わずか数分間で防錆塗装の品質を計測できる
クルマといえば、ボディなどの錆(サビ)を見かけることも多いだろう。サビは水や酸素と鉄が反応してできるもので、潮風によって運ばれてきたり、融雪剤が撒かれた道路を走行することなどで車両に付着する塩分によって発生が促進される。塗膜によってボディなどの鋼板に水や酸素が接触しないように、防錆塗装を行なっているが、この防錆塗装の品質が錆にくさを大きく左右するという。
【今さら聞けない】ガソリンがこぼれてボディに付くとどうなる?
自動車メーカーとしてはその錆の発生を抑えるための研究を日々行なっているわけだが、その塗膜の品質をチェックするために、その部品を実際に錆びさせて評価をしている。サビを発生させるための加速試験機で試験をしているが、そもそも試験期間は3カ月近くかかり、その試験機装置そのものが巨大なのに、試験機に入る部品の大きさは制限されているという。
この試験の時間を短縮し、どこでも試験できる方法を、ということで、広島大学と共同研究で出来上がった試験法が、この「耐食性迅速評価法」である。防錆塗膜に電圧を加えて「水と酸素」を強制的に浸透させ、その浸透のしやすさで「サビやすさ」を計測して評価ができるというものだ。実際にサビを発生させるわけではないため、非常に短時間での評価が可能となる。
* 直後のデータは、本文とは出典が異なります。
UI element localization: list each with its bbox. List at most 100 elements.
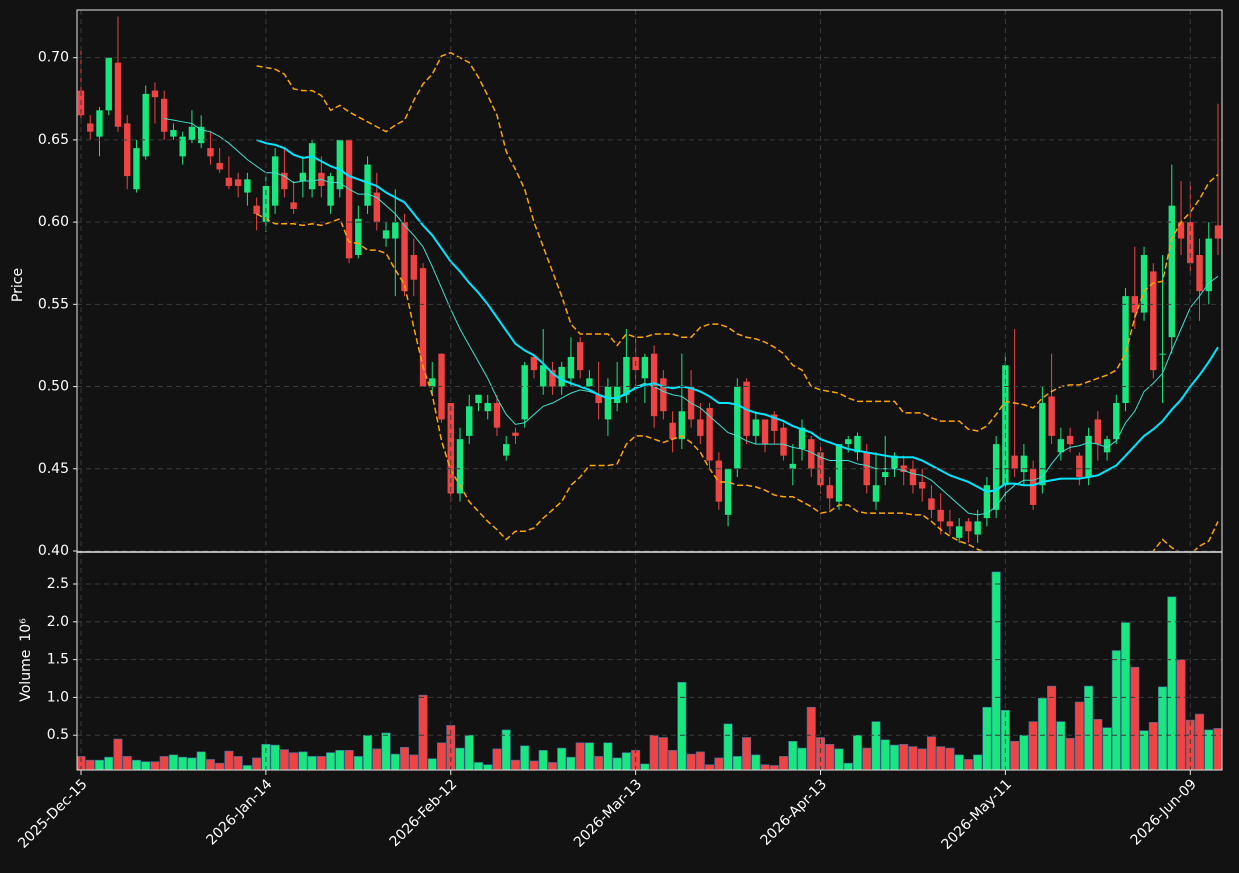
y-tick-label: 0.50 [38, 379, 69, 395]
volume-bar [908, 746, 918, 770]
volume-bar [510, 759, 520, 770]
volume-bar [566, 756, 576, 770]
candle-body [124, 123, 131, 177]
candle-body [216, 162, 223, 170]
candle-body [179, 136, 186, 157]
volume-bar [418, 694, 428, 770]
candle-body [650, 353, 658, 417]
candle-body [503, 444, 510, 456]
volume-bar [1028, 721, 1038, 770]
candle-body [87, 123, 94, 132]
volume-bar [168, 754, 178, 770]
volume-bar [307, 756, 317, 770]
candle-body [780, 427, 787, 456]
candle-body [281, 172, 288, 190]
volume-bar [196, 751, 206, 770]
volume-bar [1167, 596, 1177, 770]
candle-body [364, 164, 371, 206]
y-tick-label: 1.0 [47, 689, 69, 705]
volume-bar [834, 748, 844, 770]
volume-bar [760, 764, 770, 770]
volume-bar [594, 756, 604, 770]
candle-body [410, 255, 417, 280]
candle-body [253, 205, 260, 214]
volume-bar [270, 744, 280, 770]
volume-bar [1158, 686, 1168, 770]
volume-bar [1121, 622, 1131, 770]
volume-bar [289, 752, 299, 770]
candle-body [946, 521, 954, 527]
volume-bar [991, 571, 1001, 770]
candle-body [327, 176, 334, 206]
candle-body [623, 356, 630, 395]
candle-body [1113, 403, 1120, 440]
volume-bar [954, 754, 964, 770]
volume-bar [1111, 650, 1121, 770]
candle-body [604, 386, 612, 420]
volume-bar [825, 743, 835, 770]
candle-body [401, 222, 408, 292]
candle-body [826, 485, 833, 499]
volume-bar [409, 754, 419, 770]
volume-bar [612, 757, 622, 770]
candle-body [734, 386, 741, 469]
volume-bar [427, 758, 437, 770]
volume-bar [862, 747, 872, 770]
volume-bar [344, 750, 354, 770]
candle-body [955, 526, 963, 538]
volume-bar [705, 764, 715, 770]
candle-body [1150, 271, 1157, 371]
volume-bar [85, 759, 95, 770]
volume-bar [1148, 722, 1158, 770]
volume-bar [584, 742, 594, 770]
candle-body [1214, 225, 1222, 239]
moving-average-line [164, 118, 1219, 516]
volume-bar [242, 765, 252, 770]
y-tick-label: 0.45 [38, 461, 69, 477]
candle-body [197, 126, 205, 144]
candle-body [854, 435, 861, 453]
volume-bar [298, 751, 308, 770]
volume-bar [1185, 719, 1195, 770]
volume-bar [1139, 730, 1149, 770]
candle-body [798, 427, 806, 450]
candle-body [724, 468, 732, 515]
candle-body [613, 386, 621, 404]
volume-bar [1084, 685, 1094, 770]
candle-body [1039, 403, 1046, 486]
volume-bar [372, 748, 382, 770]
candle-body [382, 230, 390, 239]
volume-bar [621, 752, 631, 770]
candle-body [660, 378, 667, 412]
candle-body [308, 143, 316, 190]
candle-body [558, 366, 565, 387]
candle-body [355, 218, 362, 256]
candle-body [928, 498, 935, 510]
volume-bar [1176, 659, 1186, 770]
volume-bar [732, 756, 742, 770]
candle-body [1177, 222, 1185, 239]
candle-body [891, 455, 898, 469]
volume-bar [936, 746, 946, 770]
volume-bar [779, 756, 789, 770]
volume-bar [668, 750, 678, 770]
y-tick-label: 2.5 [47, 576, 69, 592]
candle-body [271, 156, 279, 206]
volume-bar [131, 759, 141, 770]
volume-bar [473, 762, 483, 770]
y-tick-label: 0.65 [38, 132, 69, 148]
candle-body [447, 403, 454, 494]
volume-bar [742, 737, 752, 770]
volume-bar [224, 750, 234, 770]
volume-axis-label: Volume 10⁶ [18, 618, 34, 702]
band-line [256, 213, 1219, 551]
moving-average-line [256, 138, 1219, 493]
volume-bar [658, 737, 668, 770]
volume-bar [1010, 740, 1020, 770]
volume-bar [1037, 697, 1047, 770]
candle-body [142, 93, 149, 157]
candle-body [151, 90, 159, 98]
candle-body [678, 411, 686, 440]
volume-plot [77, 571, 1222, 770]
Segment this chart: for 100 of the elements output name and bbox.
会場では、この評価法を開発したマツダの技術研究所の浅田照朗さんが自らその評価法を実演。評価したい部品に電極を付け、塩水をセットし、電源を入れてどの程度の電力まで耐えられるかを確認するだけ。
試験機自体は持ち運びのできるものであり、促進腐食試験自体も数分間に短縮することができるため、車両防錆品質の育成や管理プロセスを大きく変えることになるという。
腐食防食学会技術賞の受賞理由は「影響要因が多岐にわたる自動車の防錆品質の短時間高精度の評価技術を開発したもので、数分間の短時間で製品の防錆品質のその場評価を可能とし、車両防錆品質の育成、管理プロセスの革新を実現した点など」となる。「自動車の防錆技術を革新する耐食性迅速評価法の開発とその実用化」の表彰式は、人とくるまのテクノロジー展の開催期間中である5月25日に東京・お台場で行なわれた。マツダの腐食防食学会技術賞受賞は今回が初となる。